Proteome- and Transcriptome-Driven Reconstruction of the Human Myocyte Metabolic Network and Its Use for Identification of Markers for Diabetes
Leif Väremo,
Camilla Scheele,
Christa Broholm,
Adil Mardinoglu,
Caroline Kampf,
Anna Asplund,
Intawat Nookaew,
Mathias Uhlén,
Bente Klarlund Pedersen,
Jens Nielsen
Affiliations
Leif Väremo
Department of Biology and Biological Engineering, Chalmers University of Technology, 41296 Gothenburg, Sweden
Camilla Scheele
Centre of Inflammation and Metabolism and Centre for Physical Activity Research, Department of Infectious Diseases, Rigshospitalet, University of Copenhagen, 2100 Copenhagen Ø, Denmark
Christa Broholm
Centre of Inflammation and Metabolism and Centre for Physical Activity Research, Department of Infectious Diseases, Rigshospitalet, University of Copenhagen, 2100 Copenhagen Ø, Denmark
Adil Mardinoglu
Department of Biology and Biological Engineering, Chalmers University of Technology, 41296 Gothenburg, Sweden
Caroline Kampf
Department of Immunology, Genetics and Pathology, Science for Life Laboratory, Uppsala University, 75185 Uppsala, Sweden
Anna Asplund
Department of Immunology, Genetics and Pathology, Science for Life Laboratory, Uppsala University, 75185 Uppsala, Sweden
Intawat Nookaew
Department of Biology and Biological Engineering, Chalmers University of Technology, 41296 Gothenburg, Sweden
Mathias Uhlén
Department of Proteomics, School of Biotechnology, AlbaNova University Center, Royal Institute of Technology (KTH), 10691 Stockholm, Sweden
Bente Klarlund Pedersen
Centre of Inflammation and Metabolism and Centre for Physical Activity Research, Department of Infectious Diseases, Rigshospitalet, University of Copenhagen, 2100 Copenhagen Ø, Denmark
Jens Nielsen
Department of Biology and Biological Engineering, Chalmers University of Technology, 41296 Gothenburg, Sweden
Skeletal myocytes are metabolically active and susceptible to insulin resistance and are thus implicated in type 2 diabetes (T2D).
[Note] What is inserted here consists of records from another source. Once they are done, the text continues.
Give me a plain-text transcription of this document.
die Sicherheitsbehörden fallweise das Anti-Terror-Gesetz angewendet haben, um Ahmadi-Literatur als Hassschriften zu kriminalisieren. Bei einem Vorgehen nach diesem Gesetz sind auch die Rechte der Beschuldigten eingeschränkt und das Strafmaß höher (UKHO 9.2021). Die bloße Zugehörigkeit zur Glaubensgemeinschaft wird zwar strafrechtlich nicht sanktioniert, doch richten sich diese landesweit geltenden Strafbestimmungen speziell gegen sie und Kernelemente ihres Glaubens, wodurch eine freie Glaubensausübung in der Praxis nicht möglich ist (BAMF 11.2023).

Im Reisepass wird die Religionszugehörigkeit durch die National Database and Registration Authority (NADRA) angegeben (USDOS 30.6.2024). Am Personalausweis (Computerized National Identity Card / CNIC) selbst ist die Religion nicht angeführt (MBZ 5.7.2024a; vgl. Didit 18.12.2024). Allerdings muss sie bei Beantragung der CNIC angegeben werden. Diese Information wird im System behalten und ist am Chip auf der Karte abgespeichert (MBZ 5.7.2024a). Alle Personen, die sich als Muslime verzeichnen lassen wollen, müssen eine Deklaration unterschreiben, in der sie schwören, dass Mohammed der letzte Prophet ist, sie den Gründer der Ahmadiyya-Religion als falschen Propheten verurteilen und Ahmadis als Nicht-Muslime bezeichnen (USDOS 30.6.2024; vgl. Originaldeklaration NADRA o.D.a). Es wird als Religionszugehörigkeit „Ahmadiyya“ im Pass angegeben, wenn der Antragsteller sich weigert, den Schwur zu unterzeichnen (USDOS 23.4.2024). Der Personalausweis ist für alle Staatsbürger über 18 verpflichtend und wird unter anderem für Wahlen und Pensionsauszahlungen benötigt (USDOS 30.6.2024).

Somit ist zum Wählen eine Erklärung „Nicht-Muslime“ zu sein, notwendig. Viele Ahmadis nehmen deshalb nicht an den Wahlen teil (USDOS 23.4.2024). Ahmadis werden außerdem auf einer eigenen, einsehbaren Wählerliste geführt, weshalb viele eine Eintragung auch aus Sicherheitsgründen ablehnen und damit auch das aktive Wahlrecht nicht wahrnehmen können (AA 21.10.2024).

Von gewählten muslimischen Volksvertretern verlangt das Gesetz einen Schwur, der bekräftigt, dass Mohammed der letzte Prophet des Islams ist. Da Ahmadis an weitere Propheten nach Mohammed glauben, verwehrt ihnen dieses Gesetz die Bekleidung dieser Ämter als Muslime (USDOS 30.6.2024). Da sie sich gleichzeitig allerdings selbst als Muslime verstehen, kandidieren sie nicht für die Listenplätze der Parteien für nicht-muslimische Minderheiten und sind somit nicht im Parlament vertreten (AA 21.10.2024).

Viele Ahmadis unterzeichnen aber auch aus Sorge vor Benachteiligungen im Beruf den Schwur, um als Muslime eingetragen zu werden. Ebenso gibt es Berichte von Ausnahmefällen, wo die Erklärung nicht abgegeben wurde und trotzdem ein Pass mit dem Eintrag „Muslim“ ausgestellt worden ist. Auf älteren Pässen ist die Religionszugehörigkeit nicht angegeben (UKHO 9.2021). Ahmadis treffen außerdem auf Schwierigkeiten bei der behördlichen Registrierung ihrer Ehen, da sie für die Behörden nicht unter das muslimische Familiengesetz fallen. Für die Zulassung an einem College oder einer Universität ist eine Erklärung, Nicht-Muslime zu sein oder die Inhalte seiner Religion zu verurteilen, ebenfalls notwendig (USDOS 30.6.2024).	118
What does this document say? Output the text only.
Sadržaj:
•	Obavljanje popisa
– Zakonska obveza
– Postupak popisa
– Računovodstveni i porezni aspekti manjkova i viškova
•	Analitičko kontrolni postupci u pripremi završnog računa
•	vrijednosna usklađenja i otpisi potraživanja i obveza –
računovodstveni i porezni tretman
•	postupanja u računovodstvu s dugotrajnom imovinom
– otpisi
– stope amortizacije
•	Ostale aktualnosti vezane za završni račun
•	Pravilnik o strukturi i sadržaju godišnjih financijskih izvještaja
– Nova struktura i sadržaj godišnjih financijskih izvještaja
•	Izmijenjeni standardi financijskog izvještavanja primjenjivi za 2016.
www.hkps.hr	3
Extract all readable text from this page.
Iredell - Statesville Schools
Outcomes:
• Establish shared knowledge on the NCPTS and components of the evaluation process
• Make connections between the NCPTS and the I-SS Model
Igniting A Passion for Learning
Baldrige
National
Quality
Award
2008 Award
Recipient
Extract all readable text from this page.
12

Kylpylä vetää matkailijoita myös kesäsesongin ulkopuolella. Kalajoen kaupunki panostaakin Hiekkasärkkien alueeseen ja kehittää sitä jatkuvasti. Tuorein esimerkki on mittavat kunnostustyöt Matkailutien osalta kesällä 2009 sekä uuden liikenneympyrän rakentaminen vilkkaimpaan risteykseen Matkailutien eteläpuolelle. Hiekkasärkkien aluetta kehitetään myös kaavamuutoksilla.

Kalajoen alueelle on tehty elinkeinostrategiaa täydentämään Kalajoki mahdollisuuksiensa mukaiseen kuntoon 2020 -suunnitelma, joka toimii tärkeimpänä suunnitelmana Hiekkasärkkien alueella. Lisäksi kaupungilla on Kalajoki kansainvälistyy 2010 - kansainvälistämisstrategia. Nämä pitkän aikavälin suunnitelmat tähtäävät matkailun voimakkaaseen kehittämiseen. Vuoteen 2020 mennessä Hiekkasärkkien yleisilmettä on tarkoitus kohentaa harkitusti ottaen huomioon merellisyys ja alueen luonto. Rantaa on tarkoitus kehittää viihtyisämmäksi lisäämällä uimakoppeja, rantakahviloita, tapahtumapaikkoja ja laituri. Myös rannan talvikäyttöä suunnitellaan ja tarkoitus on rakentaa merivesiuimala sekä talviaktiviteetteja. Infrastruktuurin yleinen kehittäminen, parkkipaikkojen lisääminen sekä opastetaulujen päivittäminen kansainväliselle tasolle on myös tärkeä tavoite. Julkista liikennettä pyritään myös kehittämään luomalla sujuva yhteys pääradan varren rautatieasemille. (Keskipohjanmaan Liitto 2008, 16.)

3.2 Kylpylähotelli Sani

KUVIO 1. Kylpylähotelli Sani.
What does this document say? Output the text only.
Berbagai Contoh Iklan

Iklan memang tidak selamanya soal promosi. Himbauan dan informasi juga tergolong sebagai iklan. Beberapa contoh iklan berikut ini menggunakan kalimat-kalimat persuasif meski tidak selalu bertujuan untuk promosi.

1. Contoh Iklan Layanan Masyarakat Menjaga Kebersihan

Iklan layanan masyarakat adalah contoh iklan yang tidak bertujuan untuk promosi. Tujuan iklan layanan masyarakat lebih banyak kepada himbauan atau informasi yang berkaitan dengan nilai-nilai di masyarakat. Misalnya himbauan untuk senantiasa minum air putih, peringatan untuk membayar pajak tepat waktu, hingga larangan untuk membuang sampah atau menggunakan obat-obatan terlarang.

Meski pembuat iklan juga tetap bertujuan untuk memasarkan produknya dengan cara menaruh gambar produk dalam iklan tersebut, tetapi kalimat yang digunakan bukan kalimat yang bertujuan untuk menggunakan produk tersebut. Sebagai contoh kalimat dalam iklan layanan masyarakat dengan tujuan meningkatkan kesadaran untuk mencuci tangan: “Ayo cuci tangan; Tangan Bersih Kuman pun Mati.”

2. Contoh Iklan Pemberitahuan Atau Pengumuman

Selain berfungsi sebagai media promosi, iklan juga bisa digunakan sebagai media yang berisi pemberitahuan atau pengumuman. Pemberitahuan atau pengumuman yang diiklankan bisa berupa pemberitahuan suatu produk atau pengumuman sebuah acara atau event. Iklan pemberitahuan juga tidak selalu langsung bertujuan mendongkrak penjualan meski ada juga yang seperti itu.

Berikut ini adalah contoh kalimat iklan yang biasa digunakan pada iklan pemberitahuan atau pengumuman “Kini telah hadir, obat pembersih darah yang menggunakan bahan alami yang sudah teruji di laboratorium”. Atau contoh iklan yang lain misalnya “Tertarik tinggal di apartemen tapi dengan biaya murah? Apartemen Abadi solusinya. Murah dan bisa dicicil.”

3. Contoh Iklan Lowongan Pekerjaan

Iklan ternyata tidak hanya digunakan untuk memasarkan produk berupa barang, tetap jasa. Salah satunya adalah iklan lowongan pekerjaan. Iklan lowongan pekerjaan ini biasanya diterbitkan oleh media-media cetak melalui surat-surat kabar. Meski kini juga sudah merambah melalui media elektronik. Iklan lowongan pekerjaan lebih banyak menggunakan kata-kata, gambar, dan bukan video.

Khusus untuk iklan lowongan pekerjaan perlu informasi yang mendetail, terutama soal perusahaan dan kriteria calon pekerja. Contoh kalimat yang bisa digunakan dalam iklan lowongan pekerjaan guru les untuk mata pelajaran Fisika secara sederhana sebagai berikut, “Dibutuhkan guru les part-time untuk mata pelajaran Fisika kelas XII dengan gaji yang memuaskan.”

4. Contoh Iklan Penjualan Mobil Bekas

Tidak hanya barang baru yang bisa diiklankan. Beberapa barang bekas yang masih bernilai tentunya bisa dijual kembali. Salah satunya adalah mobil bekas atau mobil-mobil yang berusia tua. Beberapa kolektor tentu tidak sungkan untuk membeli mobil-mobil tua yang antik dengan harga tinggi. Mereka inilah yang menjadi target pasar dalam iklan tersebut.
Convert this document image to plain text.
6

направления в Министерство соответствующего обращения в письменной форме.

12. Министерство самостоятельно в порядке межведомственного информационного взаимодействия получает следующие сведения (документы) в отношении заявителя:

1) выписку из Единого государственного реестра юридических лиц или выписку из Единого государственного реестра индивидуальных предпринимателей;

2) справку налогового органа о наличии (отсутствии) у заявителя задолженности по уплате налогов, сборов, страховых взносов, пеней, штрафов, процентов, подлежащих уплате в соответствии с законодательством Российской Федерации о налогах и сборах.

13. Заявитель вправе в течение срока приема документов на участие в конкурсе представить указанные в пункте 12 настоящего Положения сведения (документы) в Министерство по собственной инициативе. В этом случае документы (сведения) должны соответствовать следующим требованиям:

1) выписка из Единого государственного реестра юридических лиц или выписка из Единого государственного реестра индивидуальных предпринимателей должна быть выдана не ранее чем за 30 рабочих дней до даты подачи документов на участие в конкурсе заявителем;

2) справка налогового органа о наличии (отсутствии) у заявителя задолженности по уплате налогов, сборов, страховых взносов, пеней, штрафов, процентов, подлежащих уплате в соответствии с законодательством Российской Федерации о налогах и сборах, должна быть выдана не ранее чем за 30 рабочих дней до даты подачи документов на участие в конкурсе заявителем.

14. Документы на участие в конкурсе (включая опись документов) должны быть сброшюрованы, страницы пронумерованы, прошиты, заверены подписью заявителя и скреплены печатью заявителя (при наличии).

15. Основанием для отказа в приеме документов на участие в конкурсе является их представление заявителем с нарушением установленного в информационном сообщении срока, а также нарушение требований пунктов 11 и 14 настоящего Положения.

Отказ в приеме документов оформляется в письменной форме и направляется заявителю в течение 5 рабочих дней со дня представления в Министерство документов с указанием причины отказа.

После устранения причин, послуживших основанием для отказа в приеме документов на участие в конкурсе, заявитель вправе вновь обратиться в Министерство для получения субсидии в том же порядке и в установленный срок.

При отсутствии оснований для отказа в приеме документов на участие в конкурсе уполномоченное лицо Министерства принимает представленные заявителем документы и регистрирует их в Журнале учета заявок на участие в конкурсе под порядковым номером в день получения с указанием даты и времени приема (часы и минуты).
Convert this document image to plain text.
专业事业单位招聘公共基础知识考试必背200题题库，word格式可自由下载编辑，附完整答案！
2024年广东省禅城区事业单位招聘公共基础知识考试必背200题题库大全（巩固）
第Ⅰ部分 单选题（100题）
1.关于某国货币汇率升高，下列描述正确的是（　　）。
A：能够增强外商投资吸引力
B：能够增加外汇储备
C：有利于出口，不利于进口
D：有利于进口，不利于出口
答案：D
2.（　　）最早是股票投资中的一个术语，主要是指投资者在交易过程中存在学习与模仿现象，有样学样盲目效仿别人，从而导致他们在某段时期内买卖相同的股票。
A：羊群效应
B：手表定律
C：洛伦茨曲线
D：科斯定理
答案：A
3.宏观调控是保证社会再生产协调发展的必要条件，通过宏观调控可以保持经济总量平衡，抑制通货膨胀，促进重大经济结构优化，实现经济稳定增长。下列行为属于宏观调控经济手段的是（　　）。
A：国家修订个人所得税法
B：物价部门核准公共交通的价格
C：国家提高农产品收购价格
This complex disease involves systemic metabolic changes, and their elucidation at the systems level requires genome-wide data and biological networks. Genome-scale metabolic models (GEMs) provide a network context for the integration of high-throughput data. We generated myocyte-specific RNA-sequencing data and investigated their correlation with proteome data. These data were then used to reconstruct a comprehensive myocyte GEM. Next, we performed a meta-analysis of six studies comparing muscle transcription in T2D versus healthy subjects. Transcriptional changes were mapped on the myocyte GEM, revealing extensive transcriptional regulation in T2D, particularly around pyruvate oxidation, branched-chain amino acid catabolism, and tetrahydrofolate metabolism, connected through the downregulated dihydrolipoamide dehydrogenase. Strikingly, the gene signature underlying this metabolic regulation successfully classifies the disease state of individual samples, suggesting that regulation of these pathways is a ubiquitous feature of myocytes in response to T2D.